Two different technologies. WiFi signals are radio waves. The remote is IR (Infrared) is light.

Most likely, the TV is just slow to respond when streaming is occurring.


----------



## frankc23 (Mar 24, 2011)

*Re: WIFI, when streaming, interferes with IR remote*

Actually, it is more than "slow to respond." It will only work if I get within one of two feet of the TV. 

I suspect this is a fault of the TV. Luckily I'm still under warranty.

I tried an IR signal booster with no effect.
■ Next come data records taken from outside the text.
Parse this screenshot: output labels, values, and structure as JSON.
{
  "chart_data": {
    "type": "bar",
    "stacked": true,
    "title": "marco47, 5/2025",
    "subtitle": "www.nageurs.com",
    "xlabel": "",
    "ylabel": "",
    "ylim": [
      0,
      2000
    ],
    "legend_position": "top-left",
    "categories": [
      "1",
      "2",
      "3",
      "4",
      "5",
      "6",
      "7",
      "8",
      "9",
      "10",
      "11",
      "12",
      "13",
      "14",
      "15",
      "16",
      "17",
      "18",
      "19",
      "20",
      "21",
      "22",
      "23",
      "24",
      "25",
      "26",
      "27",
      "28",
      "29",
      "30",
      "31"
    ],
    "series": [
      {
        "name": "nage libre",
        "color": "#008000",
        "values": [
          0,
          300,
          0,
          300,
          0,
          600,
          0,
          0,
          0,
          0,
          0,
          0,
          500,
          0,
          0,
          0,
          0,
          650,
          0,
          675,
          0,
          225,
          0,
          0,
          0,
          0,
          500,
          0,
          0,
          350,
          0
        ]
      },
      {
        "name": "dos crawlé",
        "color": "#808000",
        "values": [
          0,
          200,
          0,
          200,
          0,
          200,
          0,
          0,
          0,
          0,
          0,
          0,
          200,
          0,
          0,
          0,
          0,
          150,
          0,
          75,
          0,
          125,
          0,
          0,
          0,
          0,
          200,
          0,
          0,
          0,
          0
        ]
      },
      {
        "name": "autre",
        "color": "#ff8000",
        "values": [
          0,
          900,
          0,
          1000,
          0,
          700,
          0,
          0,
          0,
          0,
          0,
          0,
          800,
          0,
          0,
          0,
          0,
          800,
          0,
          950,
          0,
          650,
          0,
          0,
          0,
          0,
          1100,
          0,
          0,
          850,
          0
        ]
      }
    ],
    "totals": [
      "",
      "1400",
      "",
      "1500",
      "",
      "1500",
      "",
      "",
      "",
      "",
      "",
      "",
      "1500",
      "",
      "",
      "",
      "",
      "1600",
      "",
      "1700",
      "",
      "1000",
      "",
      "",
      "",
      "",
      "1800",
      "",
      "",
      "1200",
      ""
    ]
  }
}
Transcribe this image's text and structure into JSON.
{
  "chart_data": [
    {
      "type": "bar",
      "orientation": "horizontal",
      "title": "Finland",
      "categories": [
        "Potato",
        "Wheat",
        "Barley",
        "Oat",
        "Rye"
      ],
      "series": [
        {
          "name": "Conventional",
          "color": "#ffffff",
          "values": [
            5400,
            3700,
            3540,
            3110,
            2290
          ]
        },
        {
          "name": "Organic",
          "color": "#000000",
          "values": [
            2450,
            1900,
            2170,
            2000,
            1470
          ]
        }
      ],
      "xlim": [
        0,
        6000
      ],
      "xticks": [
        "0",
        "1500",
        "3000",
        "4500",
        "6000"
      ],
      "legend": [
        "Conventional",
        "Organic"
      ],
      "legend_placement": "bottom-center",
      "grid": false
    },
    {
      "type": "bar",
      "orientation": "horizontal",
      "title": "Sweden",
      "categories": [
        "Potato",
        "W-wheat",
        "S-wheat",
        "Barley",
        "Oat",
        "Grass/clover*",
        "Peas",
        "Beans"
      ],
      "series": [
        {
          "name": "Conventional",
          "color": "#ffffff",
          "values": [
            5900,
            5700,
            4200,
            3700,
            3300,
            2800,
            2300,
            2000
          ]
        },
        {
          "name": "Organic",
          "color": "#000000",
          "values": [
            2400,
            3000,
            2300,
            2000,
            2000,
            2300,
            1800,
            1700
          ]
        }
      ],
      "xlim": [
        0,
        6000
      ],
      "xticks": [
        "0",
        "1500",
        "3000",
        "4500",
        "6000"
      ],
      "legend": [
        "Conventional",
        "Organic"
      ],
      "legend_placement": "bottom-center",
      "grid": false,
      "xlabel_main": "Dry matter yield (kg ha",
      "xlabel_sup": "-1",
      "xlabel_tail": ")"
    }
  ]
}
Anyone else have any thoughts?

Thanks!


----------



## loda117 (Aug 6, 2010)

*Re: WIFI, when streaming, interferes with IR remote*

I have had an issue with my Toshiba smart TV and remote control stopped working in certain apps 
I have checked with manufacture and they insisted on updating the firmware on TV 
After the problem has been fixed 
Talk to your manufacture to see if there is an update for your TV and if it fixes the issues


----------



## frankc23 (Mar 24, 2011)

*Re: WIFI, when streaming, interferes with IR remote*

Thanks, all. Samsung is coming next week to do a motherboard replacement. This is clearly a hardware issue.


----------



## loda117 (Aug 6, 2010)

Well I am glad you got it under control  
Cheers


----------